“America’s the richest country on Earth because we’ve been able to put capital together and we’ve been able to make our poor somewhat the envy of the world....If you go to India or you go to any number of third-world countries... you have greater inequality of income and wealth (and) less opportunity for people to rise from the have-not to the have.”
So said Congress’ wealthiest member, Darrell Issa (R-CA), who made his almost half a billion fortune by selling auto theft products, last week on CNN. This sort of statement is not particularly surprising to anyone who has stopped over at Fox News every once in a while -- though it is an ironic time to be talking about how America’s poor are the envy of the world, so soon after the Baltimore protests.
Issa’s words are very typical of a wealthy Republican, who generally imagine the American poor as lazy moochers who had the same opportunity, but blew it -- and now live lavishly off of government assistance. But what is especially irritating is his comparison of the American poor to the poor in third-world countries, rather than the those in other industrialized nations. Why set the bar so low for poverty? What happened to America being exceptional? After all, folks on the right are the ones who see America as some kind of “shining city on a hill,” perched up above everyone else.
Maybe it is because American exceptionalism is more of a dream than a reality, and Republicans like Issa have to compare our poor to third world countries to keep the idea of exceptionalism alive. Surely the fact that the poor in other developed nations are much better off than the American poor has something to do with it. Indeed, according to data compiled by Matt Bruenig at Demos, America’s poor are not so exceptional when compared to other developed nations. Ranked in how much disposable income individuals in the bottom half of economic distribution have, America was 13th in the bottom 10th percentile and 11th in the bottom 20th percentile, behind the likes of Norway, Denmark, Switzerland, Austria, Germany, Canada, and so on.
The American middle class also falls well behind other developed nations -- ranked 19th in median net worth, behind Australia, Japan, and most of Western Europe. On the other hand, Americas wealthiest have certainly done exceptional over the past few decades. As Thomas Piketty documented in his book, “Capital In the Twenty-first Century,” the top one percent in the United States have gained an increasingly large share of the wealth, while the share of wealth for Europe's one percent has significantly declined since the start of the twentieth century. As of 2010, the top one percent owned about 35% of wealth in America, while Europe's top centile owned 25%, down from over 60% in 1910.
These numbers quite clearly show that America’s poor and middle classes have become unexceptional when compared to other developed nations. So what do Republican’s do? They compare our poor to the poor in countries like India, to keep our exceptionalism alive.

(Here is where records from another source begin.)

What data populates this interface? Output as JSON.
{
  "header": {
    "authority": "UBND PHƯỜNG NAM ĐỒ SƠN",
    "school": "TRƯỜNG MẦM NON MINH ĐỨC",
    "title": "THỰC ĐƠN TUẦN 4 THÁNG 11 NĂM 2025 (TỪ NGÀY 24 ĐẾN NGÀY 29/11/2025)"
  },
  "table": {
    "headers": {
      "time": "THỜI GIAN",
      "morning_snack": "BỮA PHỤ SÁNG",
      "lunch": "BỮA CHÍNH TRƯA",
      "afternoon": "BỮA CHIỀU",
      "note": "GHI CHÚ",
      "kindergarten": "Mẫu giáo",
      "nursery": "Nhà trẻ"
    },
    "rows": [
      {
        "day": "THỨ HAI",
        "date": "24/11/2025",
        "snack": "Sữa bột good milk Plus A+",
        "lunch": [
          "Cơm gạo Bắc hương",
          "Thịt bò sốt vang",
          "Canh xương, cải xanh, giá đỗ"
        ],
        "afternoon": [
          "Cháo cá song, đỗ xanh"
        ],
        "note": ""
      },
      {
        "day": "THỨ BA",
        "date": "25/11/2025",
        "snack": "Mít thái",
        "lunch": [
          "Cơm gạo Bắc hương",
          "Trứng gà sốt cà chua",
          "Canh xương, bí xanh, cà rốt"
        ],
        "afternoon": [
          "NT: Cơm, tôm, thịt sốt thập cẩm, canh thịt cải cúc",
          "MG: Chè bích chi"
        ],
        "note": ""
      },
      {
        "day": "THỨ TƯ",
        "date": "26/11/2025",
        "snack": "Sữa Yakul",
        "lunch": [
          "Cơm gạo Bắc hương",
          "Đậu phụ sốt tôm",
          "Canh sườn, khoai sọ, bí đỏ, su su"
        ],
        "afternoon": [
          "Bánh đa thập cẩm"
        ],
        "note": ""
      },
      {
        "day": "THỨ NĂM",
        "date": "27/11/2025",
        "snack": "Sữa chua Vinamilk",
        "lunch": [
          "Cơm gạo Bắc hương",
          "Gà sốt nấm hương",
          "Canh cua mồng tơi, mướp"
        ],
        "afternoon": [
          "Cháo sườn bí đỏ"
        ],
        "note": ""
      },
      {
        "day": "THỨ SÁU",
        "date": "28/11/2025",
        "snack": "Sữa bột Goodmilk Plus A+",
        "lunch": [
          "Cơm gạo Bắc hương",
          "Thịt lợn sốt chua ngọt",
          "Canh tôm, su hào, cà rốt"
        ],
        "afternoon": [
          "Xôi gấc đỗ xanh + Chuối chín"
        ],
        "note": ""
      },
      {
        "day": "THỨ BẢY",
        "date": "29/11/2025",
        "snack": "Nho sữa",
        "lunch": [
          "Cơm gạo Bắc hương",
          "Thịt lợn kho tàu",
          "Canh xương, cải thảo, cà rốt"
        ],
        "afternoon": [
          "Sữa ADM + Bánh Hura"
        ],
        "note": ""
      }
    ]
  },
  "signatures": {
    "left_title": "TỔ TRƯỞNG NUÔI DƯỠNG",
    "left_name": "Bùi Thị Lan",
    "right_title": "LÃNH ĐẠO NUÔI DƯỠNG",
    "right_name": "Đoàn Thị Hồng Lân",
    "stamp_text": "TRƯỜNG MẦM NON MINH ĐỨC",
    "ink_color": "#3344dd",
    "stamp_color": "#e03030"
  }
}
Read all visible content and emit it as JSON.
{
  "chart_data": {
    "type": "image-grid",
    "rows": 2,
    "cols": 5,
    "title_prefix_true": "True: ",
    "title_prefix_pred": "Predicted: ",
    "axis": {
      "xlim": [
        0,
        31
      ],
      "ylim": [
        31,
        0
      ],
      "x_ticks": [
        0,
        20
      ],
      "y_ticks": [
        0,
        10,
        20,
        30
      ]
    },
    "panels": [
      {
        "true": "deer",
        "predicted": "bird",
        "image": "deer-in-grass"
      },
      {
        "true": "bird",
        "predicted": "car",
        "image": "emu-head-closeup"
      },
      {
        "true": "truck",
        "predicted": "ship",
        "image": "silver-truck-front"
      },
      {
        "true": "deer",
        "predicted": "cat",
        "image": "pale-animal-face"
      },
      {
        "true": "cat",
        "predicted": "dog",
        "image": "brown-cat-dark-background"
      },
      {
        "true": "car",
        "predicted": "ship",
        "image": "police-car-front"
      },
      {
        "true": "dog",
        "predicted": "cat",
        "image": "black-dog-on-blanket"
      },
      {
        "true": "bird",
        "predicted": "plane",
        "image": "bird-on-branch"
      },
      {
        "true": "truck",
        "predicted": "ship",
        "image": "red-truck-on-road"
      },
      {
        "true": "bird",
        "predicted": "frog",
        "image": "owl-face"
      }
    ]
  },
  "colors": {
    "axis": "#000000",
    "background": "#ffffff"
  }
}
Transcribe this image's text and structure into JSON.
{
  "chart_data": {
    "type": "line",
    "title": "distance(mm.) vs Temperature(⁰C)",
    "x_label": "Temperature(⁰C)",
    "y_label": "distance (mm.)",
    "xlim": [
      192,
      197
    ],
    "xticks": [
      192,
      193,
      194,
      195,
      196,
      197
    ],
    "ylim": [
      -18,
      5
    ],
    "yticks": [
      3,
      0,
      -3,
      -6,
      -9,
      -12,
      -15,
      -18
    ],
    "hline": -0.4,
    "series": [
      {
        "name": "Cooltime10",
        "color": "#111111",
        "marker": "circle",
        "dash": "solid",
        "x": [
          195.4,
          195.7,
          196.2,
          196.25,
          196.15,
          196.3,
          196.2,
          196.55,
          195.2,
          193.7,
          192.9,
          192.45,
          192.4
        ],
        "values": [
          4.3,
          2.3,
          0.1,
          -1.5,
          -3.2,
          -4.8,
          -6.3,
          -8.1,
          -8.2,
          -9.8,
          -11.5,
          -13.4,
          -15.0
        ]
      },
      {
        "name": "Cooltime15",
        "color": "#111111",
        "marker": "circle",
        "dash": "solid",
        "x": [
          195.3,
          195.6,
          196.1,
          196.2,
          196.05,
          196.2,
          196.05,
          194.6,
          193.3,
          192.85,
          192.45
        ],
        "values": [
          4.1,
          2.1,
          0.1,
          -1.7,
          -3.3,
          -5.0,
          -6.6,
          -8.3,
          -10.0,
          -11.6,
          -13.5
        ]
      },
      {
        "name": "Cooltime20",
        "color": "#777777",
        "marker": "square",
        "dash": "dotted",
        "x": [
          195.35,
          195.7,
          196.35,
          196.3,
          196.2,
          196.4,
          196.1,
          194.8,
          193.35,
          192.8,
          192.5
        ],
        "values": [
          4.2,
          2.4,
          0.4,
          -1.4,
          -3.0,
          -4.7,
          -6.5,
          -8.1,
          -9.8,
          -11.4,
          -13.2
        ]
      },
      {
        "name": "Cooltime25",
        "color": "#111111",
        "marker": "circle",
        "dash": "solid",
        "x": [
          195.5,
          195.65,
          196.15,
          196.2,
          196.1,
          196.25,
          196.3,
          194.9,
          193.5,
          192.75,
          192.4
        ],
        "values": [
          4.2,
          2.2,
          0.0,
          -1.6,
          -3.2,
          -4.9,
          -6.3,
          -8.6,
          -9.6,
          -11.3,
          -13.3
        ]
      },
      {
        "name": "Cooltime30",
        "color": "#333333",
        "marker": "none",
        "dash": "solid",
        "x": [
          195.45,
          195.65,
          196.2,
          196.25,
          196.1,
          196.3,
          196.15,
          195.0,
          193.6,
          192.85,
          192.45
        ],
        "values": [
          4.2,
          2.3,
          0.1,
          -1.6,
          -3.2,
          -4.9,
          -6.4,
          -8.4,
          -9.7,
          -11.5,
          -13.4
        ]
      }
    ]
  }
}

This may convince some people that the American poor are doing just fine, that they live better than those in India; but it is certainly no comfort to the people actually suffering in the streets of Detroit or Baltimore or any other American city where poverty is an epidemic.
And this is a crucial point that should be realized from the Baltimore protests -- that class and poverty are today just as big a problem, if not bigger in certain areas of the country, as race. Baltimore is a city with a black Mayor and a black police commissioner with a force that is half black, and many Baltimoreans seem to agree that
this is more about class than anything else. “It ain't no race thing — it's not a race thing at all,” Taiwan Parker, a resident of Freddy Gray’s neighborhood, told an NPR reporter.
Indeed, as in many cities and counties around the country, Baltimore and its surrounding suburbs are separated by class, not race. As President Obama said recently: “What used to be racial segregation now mirrors itself in class segregation.” This is also true in considerably well off cities, like Manhattan, where the top 5 percent of households earned 88 times as much as the bottom 20 percent in 2013, giving it the largest dollar income gap in the country. In an excellent editorial, Farah Stockman writes in the Boston Globe:
“Maryland, home of the largest free black population during slavery, now hosts five of the nation’s top 10 wealthiest black suburbs. Meanwhile, the poor blacks left behind in places like West Baltimore are in many ways more economically and socially isolated than their counterparts were a century ago. That’s the fallacy of the slogan ‘black lives matter.’ We know Obama’s life matters. We know Baltimore mayor Stephanie Rawlings-Blake’s life matters. We know Oprah’s life matters. It’s the lives of the poor that we forget — until they riot.”
Concentrated poverty and disastrous policies, like the aggressive war on drugs, have made life for poor American’s hopeless, and in many cases, “nasty, brutish, and short.” The truth is that we should not be comparing our poor to those in third world countries, or even to those in Europe -- we should be comparing our poor to our rich. Since Forbes first published its “World’s Billionaires” list, it has gone from 140 billionaires in 1987, to 1,645 today. Thats a lot of growth for a billionaires club. What about everyone else? What about the shrinking middle class and the children growing up in West Baltimore? Have we lowered ourselves to saying that they’re better off than those in the slums of India? The protests in Baltimore revealed a growing anger within the lower class community, and the disconnect shown by Darrell Issa and his ilk explain why so many people are beginning to get fed up.